What industry commentators would like to see in the Digital Britain report.

What industry commentators would like to see in the Digital Britain report.

Axel Pawlik, managing director, RIPE NCC, the European internet address registrar:

"The more widespread the internet becomes, the more computers will be connected to the UK-wide network. For the 'broadband for all by 2012' vision of the UK government to become a reality, we need a dramatic increase in the number of IP addresses, the numeric IDs assigned to all devices connected to the internet.

"The IP addresses currently most widely in use, IP version 4, are set to run out by 2011. So, to connect all computers to high-speed internet, the new generation of IP addresses, known as IPv6 must be rolled out.

"The RIPE NCC urges the UK government to take an active approach to driving adoption of IPv6 among telcos, ISPs and businesses of all sizes. It can lead by making its own services available over IPv6, and using the power its wields as a procurer of technology to encourage UK-wide deployment."

Professor Martin Cave OBE, Warwick Business School, an academic:

"Few investments offer greater economic potential than expanding broadband access. Securing investment in high-capacity networks relies on a policy framework that supports investment. Those investing in new lines must be able to guarantee the efficient flow of traffic over the internet and charge appropriately for their services.

"Large-scale fibre optic investment is essential and government policy makers must resist introducing any sort of regulation that deters private companies from spending the money needed to upgrade the internet infrastructure."

Paul Gainham, Juniper Networks, a network equipment supplier:

"The goals of Digital Britain are admirable and should bring major benefits to UK plc in terms of its competitive edge on the global stage.

"Those goals will be achieved only if the fundamentals of today's internet business model are transformed.

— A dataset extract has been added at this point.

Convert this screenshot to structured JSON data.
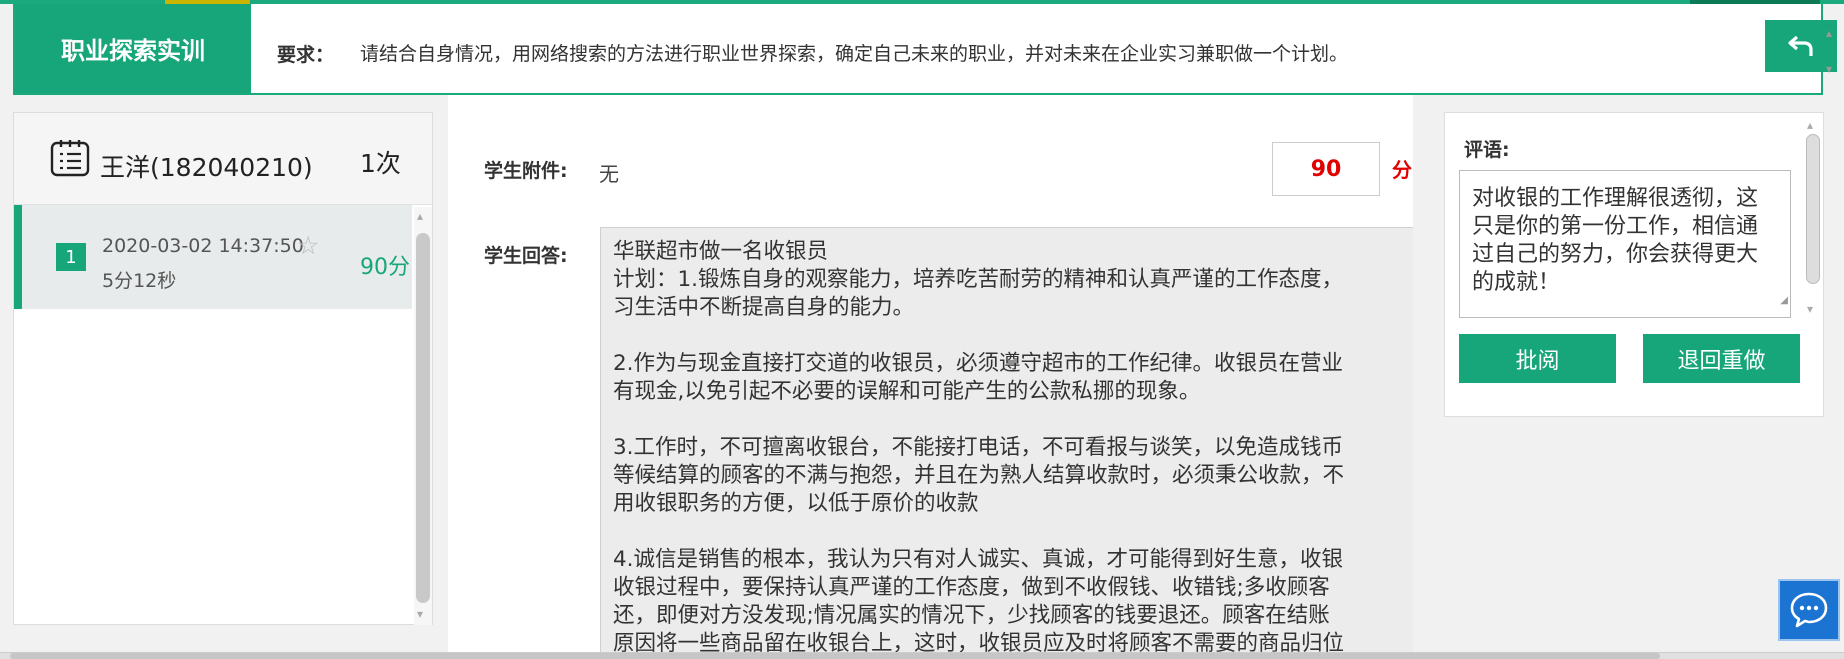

Simply cutting and pasting today's model and throwing additional bandwidth into the mix will not create a sustainable platform for long-term growth.

"The internet is not a humanitarian project, and all the players in the delivery chain need to demonstrate their value and to make a respectable return from their investments.

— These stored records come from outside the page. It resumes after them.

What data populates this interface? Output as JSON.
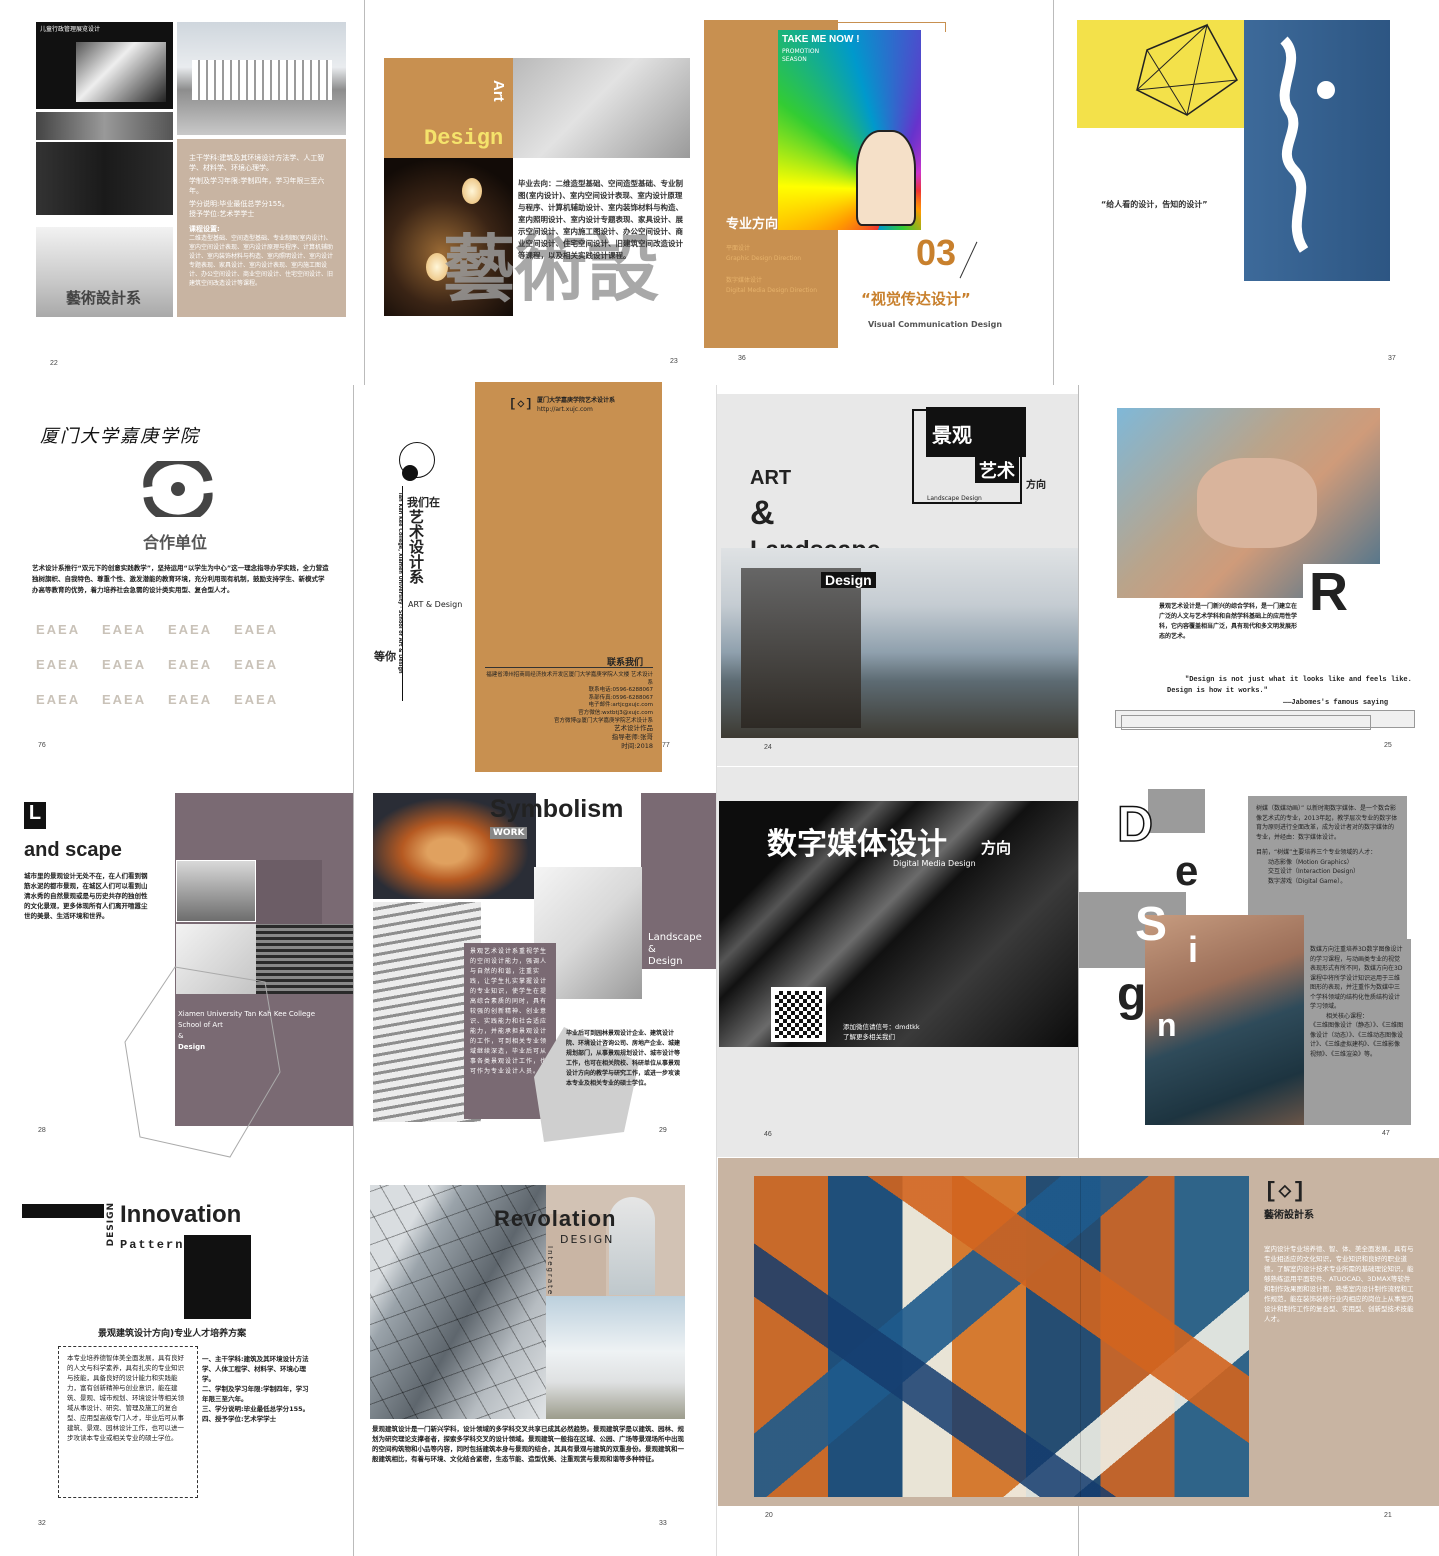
{
  "pages": {
    "p22": {
      "num": "22",
      "photo_title": "儿童行政管理展览设计",
      "logo_text": "藝術設計系",
      "lines": [
        "主干学科:建筑及其环境设计方法学、人工智学、材料学、环境心理学。",
        "学制及学习年限:学制四年，学习年限三至六年。",
        "学分说明:毕业最低总学分155。",
        "授予学位:艺术学学士",
        "课程设置:",
        "二维造型基础、空间造型基础、专业制图(室内设计)、室内空间设计表现、室内设计原理与程序、计算机辅助设计、室内装饰材料与构造、室内照明设计、室内设计专题表现、家具设计、室内设计表现、室内施工图设计、办公空间设计、商业空间设计、住宅空间设计、旧建筑空间改造设计等课程。"
      ]
    },
    "p23": {
      "num": "23",
      "art": "Art",
      "design": "Design",
      "big_chars": "藝術設",
      "text": "毕业去向：二维造型基础、空间造型基础、专业制图(室内设计)、室内空间设计表现、室内设计原理与程序、计算机辅助设计、室内装饰材料与构造、室内照明设计、室内设计专题表现、家具设计、展示空间设计、室内施工图设计、办公空间设计、商业空间设计、住宅空间设计、旧建筑空间改造设计等课程，以及相关实践设计课程。"
    },
    "p36": {
      "num": "36",
      "poster1": "TAKE ME NOW !",
      "poster2": "PROMOTION",
      "poster3": "SEASON",
      "dir": "专业方向",
      "sub1": "平面设计",
      "sub1b": "Graphic Design Direction",
      "sub2": "数字媒体设计",
      "sub2b": "Digital Media Design Direction",
      "n03": "03",
      "title": "“视觉传达设计”",
      "en": "Visual Communication Design"
    },
    "p37": {
      "num": "37",
      "quote": "“给人看的设计，告知的设计”"
    },
    "p76": {
      "num": "76",
      "calligraphy": "厦门大学嘉庚学院",
      "partner": "合作单位",
      "text": "艺术设计系推行“双元下的创意实践教学”，坚持运用“以学生为中心”这一理念指导办学实践，全力营造独树旗帜、自我特色、尊重个性、激发潜能的教育环境，充分利用现有机制，鼓励支持学生、新模式学办高等教育的优势，着力培养社会急需的设计类实用型、复合型人才。",
      "logos": [
        "EAEA",
        "EAEA",
        "EAEA",
        "EAEA",
        "EAEA",
        "EAEA",
        "EAEA",
        "EAEA",
        "EAEA",
        "EAEA",
        "EAEA",
        "EAEA"
      ]
    },
    "p77": {
      "num": "77",
      "we": "我们在",
      "dept": "艺术设计系",
      "en": "ART & Design",
      "wait": "等你",
      "vert": "Tan Kah Kee College, Xiamen University · School of Art & Design",
      "header": "厦门大学嘉庚学院艺术设计系",
      "url": "http://art.xujc.com",
      "contact": "联系我们",
      "contact_lines": [
        "福建省漳州招商局经济技术开发区厦门大学嘉庚学院人文楼 艺术设计系",
        "联系电话:0596-6288067",
        "系部传真:0596-6288067",
        "电子邮件:artjcgxujc.com",
        "官方微信:wxtbtj3@xujc.com",
        "官方微博@厦门大学嘉庚学院艺术设计系"
      ],
      "foot": [
        "艺术设计作品",
        "指导老师:张哥",
        "时间:2018"
      ]
    },
    "p24": {
      "num": "24",
      "jg": "景观",
      "ys": "艺术",
      "fx": "方向",
      "ld": "Landscape Design",
      "art": "ART",
      "amp": "&",
      "land": "Landscape",
      "des": "Design"
    },
    "p25": {
      "num": "25",
      "r": "R",
      "text": "景观艺术设计是一门新兴的综合学科，是一门建立在广泛的人文与艺术学科和自然学科基础上的应用性学科，它内容覆盖相当广泛，具有现代和多文明发展形态的艺术。",
      "quote1": "\"Design is not just what it looks like and feels like.",
      "quote2": "Design is how it works.\"",
      "author": "——Jabomes's famous saying"
    },
    "p28": {
      "num": "28",
      "L": "L",
      "title": "and scape",
      "text": "城市里的景观设计无处不在，在人们看到钢筋水泥的都市景观，在城区人们可以看到山清水秀的自然景观或是与历史共存的独创性的文化景观，更多体现所有人们离开喧嚣尘世的美景、生活环境和世界。",
      "school1": "Xiamen University Tan Kah Kee College",
      "school2": "School of Art",
      "school3": "&",
      "school4": "Design"
    },
    "p29": {
      "num": "29",
      "title": "Symbolism",
      "work": "WORK",
      "ld1": "Landscape",
      "ld2": "&",
      "ld3": "Design",
      "text1": "景观艺术设计系重视学生的空间设计能力，强调人与自然的和谐，注重实践，让学生扎实掌握设计的专业知识，使学生在提高综合素质的同时，具有较强的创新精神、创业意识、实践能力和社会适应能力，并能承担景观设计的工作，可到相关专业领域继续深造，毕业后可从事各类景观设计工作，也可作为专业设计人员。",
      "text2": "毕业后可到园林景观设计企业、建筑设计院、环境设计咨询公司、房地产企业、城建规划部门，从事景观规划设计、城市设计等工作，也可在相关院校、科研单位从事景观设计方向的教学与研究工作，或进一步攻读本专业及相关专业的硕士学位。"
    },
    "p46": {
      "num": "46",
      "title": "数字媒体设计",
      "fx": "方向",
      "en": "Digital Media Design",
      "wx": "添加微信请信号：dmdtkk",
      "wx2": "了解更多相关我们"
    },
    "p47": {
      "num": "47",
      "letters": [
        "D",
        "e",
        "S",
        "i",
        "g",
        "n"
      ],
      "text1": "树媒（数媒动画）” 以新时期数字媒体、是一个数合影像艺术式的专业，2013年起，教学层次专业的数字体育为原则进行全面改革，成为设计者对的数字媒体的专业，并经由：数字媒体设计。",
      "text2": "目前，“树媒”主要培养三个专业领域的人才：",
      "list": [
        "动态影像（Motion Graphics）",
        "交互设计（Interaction Design）",
        "数字游戏（Digital Game）。"
      ],
      "text3": "数媒方向注重培养3D数字图像设计的学习课程，与动画类专业的视觉表现形式有所不同，数媒方向在3D课程中将所学设计知识运用于三维图形的表现，并注重作为数媒中三个学科领域的结构化性质结构设计学习领域。",
      "courses_title": "相关核心课程：",
      "courses": "《三维图像设计（静态）》、《三维图像设计（动态）》、《三维动态图像设计》、《三维虚拟建构》、《三维影像视频》、《三维渲染》等。"
    },
    "p32": {
      "num": "32",
      "design": "DESIGN",
      "innovation": "Innovation",
      "pattern": "Pattern",
      "heading": "景观建筑设计方向)专业人才培养方案",
      "box": "本专业培养德智体美全面发展，具有良好的人文与科学素养，具有扎实的专业知识与技能，具备良好的设计能力和实践能力，富有创新精神与创业意识，能在建筑、景观、城市规划、环境设计等相关领域从事设计、研究、管理及施工的复合型、应用型高级专门人才，毕业后可从事建筑、景观、园林设计工作，也可以进一步攻读本专业或相关专业的硕士学位。",
      "items": [
        "一、主干学科:建筑及其环境设计方法学、人体工程学、材料学、环境心理学。",
        "二、学制及学习年限:学制四年，学习年限三至六年。",
        "三、学分说明:毕业最低总学分155。",
        "四、授予学位:艺术学学士"
      ]
    },
    "p33": {
      "num": "33",
      "title": "Revolation",
      "design": "DESIGN",
      "vert": "Integrate",
      "text": "景观建筑设计是一门新兴学科，设计领域的多学科交叉共享已成其必然趋势。景观建筑学是以建筑、园林、规划为研究理论支撑者者，探索多学科交叉的设计领域。景观建筑一般指在区域、公园、广场等景观场所中出现的空间构筑物和小品等内容，同时包括建筑本身与景观的结合，其具有景观与建筑的双重身份。景观建筑和一般建筑相比，有着与环境、文化结合紧密，生态节能、造型优美、注重观赏与景观和谐等多种特征。"
    },
    "p20": {
      "num": "20"
    },
    "p21": {
      "num": "21",
      "logo": "[◇]",
      "brand": "藝術設計系",
      "text": "室内设计专业培养德、智、体、美全面发展，具有与专业相适应的文化知识，专业知识和良好的职业道德，了解室内设计技术专业所需的基础理论知识，能够熟练运用平面软件、ATUOCAD、3DMAX等软件和制作效果图和设计图，熟悉室内设计制作流程和工作规范，能在装饰装修行业内相应的岗位上从事室内设计和制作工作的复合型、实用型、创新型技术技能人才。"
    }
  },
  "colors": {
    "brown": "#c89050",
    "taupe": "#7a6a73",
    "beige": "#c8b4a2",
    "black": "#111111",
    "grey": "#9b9b9b"
  }
}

"There is a common misconception that "problems" with service levels on the internet relate to the access bandwidth provided into the home. It is not all about bandwidth; it is the way content and applications are created, managed and delivered which is critical. The supply chain behind the broadband access network, all the way back to the content source, is involved, and this is the crux that needs to be addressed."

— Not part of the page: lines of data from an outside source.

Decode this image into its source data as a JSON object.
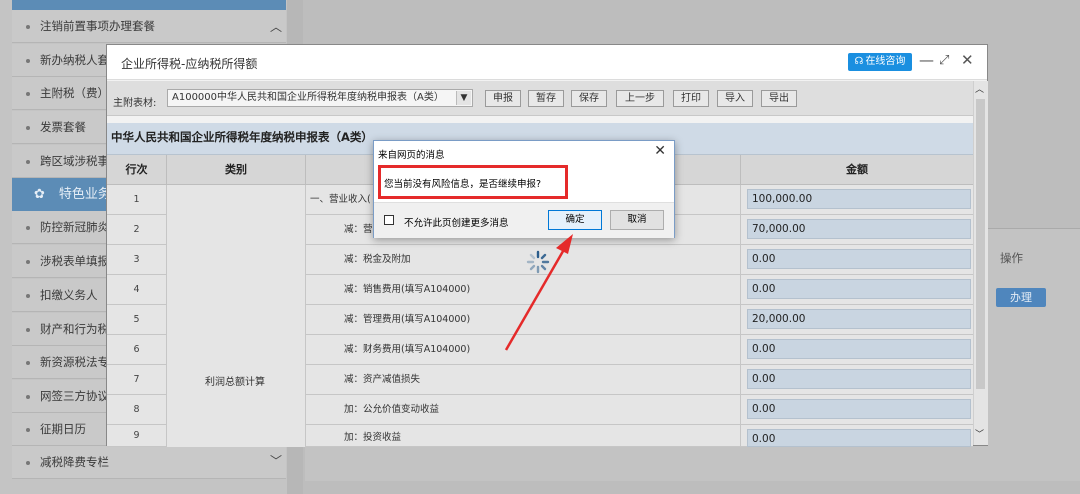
{
  "sidebar": {
    "items": [
      {
        "label": "注销前置事项办理套餐"
      },
      {
        "label": "新办纳税人套"
      },
      {
        "label": "主附税（费）"
      },
      {
        "label": "发票套餐"
      },
      {
        "label": "跨区域涉税事"
      },
      {
        "label": "特色业务"
      },
      {
        "label": "防控新冠肺炎"
      },
      {
        "label": "涉税表单填报"
      },
      {
        "label": "扣缴义务人"
      },
      {
        "label": "财产和行为税"
      },
      {
        "label": "新资源税法专"
      },
      {
        "label": "网签三方协议"
      },
      {
        "label": "征期日历"
      },
      {
        "label": "减税降费专栏"
      }
    ]
  },
  "background": {
    "op_header": "操作",
    "op_button": "办理"
  },
  "window": {
    "title": "企业所得税-应纳税所得额",
    "consult_label": "在线咨询",
    "toolbar": {
      "label": "主附表材:",
      "selected_form": "A100000中华人民共和国企业所得税年度纳税申报表（A类）",
      "buttons": [
        "申报",
        "暂存",
        "保存",
        "上一步",
        "打印",
        "导入",
        "导出"
      ]
    },
    "report_title": "中华人民共和国企业所得税年度纳税申报表（A类）",
    "table": {
      "headers": {
        "row_no": "行次",
        "category": "类别",
        "item": "",
        "amount": "金额"
      },
      "category_label": "利润总额计算",
      "rows": [
        {
          "no": "1",
          "item": "一、营业收入(",
          "amount": "100,000.00"
        },
        {
          "no": "2",
          "item": "减：营",
          "amount": "70,000.00"
        },
        {
          "no": "3",
          "item": "减：税金及附加",
          "amount": "0.00"
        },
        {
          "no": "4",
          "item": "减：销售费用(填写A104000)",
          "amount": "0.00"
        },
        {
          "no": "5",
          "item": "减：管理费用(填写A104000)",
          "amount": "20,000.00"
        },
        {
          "no": "6",
          "item": "减：财务费用(填写A104000)",
          "amount": "0.00"
        },
        {
          "no": "7",
          "item": "减：资产减值损失",
          "amount": "0.00"
        },
        {
          "no": "8",
          "item": "加：公允价值变动收益",
          "amount": "0.00"
        },
        {
          "no": "9",
          "item": "加：投资收益",
          "amount": "0.00"
        }
      ]
    }
  },
  "dialog": {
    "title": "来自网页的消息",
    "message": "您当前没有风险信息，是否继续申报?",
    "checkbox_label": "不允许此页创建更多消息",
    "ok_label": "确定",
    "cancel_label": "取消"
  },
  "colors": {
    "highlight_red": "#e52a2a",
    "sidebar_active": "#5c8cb6",
    "consult_blue": "#1a8fe0"
  }
}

Chris Williams, media partner, Deloitte, a management consultancy:

"Stimulating investment in a next-generation broadband infrastructure for Britain has been at the heart of the Digital Britain debate. Deloitte believes the customer has to be at the centre of the debate.

"Making high-speed broadband access universally available is no guarantee that all consumers will take it up. Demand and willingness to pay for services varies significantly. Some people view broadband as an essential utility, others would opt out even if services were free.

"Deloitte believes if high-speed broadband is to succeed, three principles need to be adopted:

  • Online services need to offer something new that the customer will value significantly above today's alternatives to drive a desire for increased bandwidth;
  • The customer business model needs to be viable and sustainable for all parties in the value chain;
  • New ways must be found to target segments of the population that do not currently use any broadband services.

"By putting the customer back at the centre of the debate, the industry can avoid the 'build-it and they will come' mentality, and will create a competitive environment that puts Britain in the foreground of the digital landscape."

Dominic Monkhouse, managing director, PEER 1, a website hosting company:

"I expect the Digital Britain report to contain recommendations on: illegal file-sharing and digital rights management; broadband proliferation and speeds; data storage and security; and the investment required in infrastructure.

"As such, the report has far-reaching implications on businesses because it creates opportunity, seeks to protect interests, as well as restrict and regulate other practices."

Lee Myall, Interoute, a communications services provider:

"It seems a lot to ask internet service providers (ISPs) to provide personal customer data to rights holders, or any other industry, if that could lead to court action. It could be seen as a breach of privacy and could damage customer relationships. It also means a huge extra administrative burden for ISPs on behalf of the content industry.

"We need to look to the industries that are immediately impacted by piracy and file-sharing for a solution. The emerging answer appears to combine availability, exploitability and ease of purchase of content. For example, Spotify is an online catalogue, easy to access and exploit positively. However, it does not allow users to download the file.

"To sell these files via download, distributors could embed unique identifiers in the files. These will allow them to manage online distribution without compromising quality or quantity."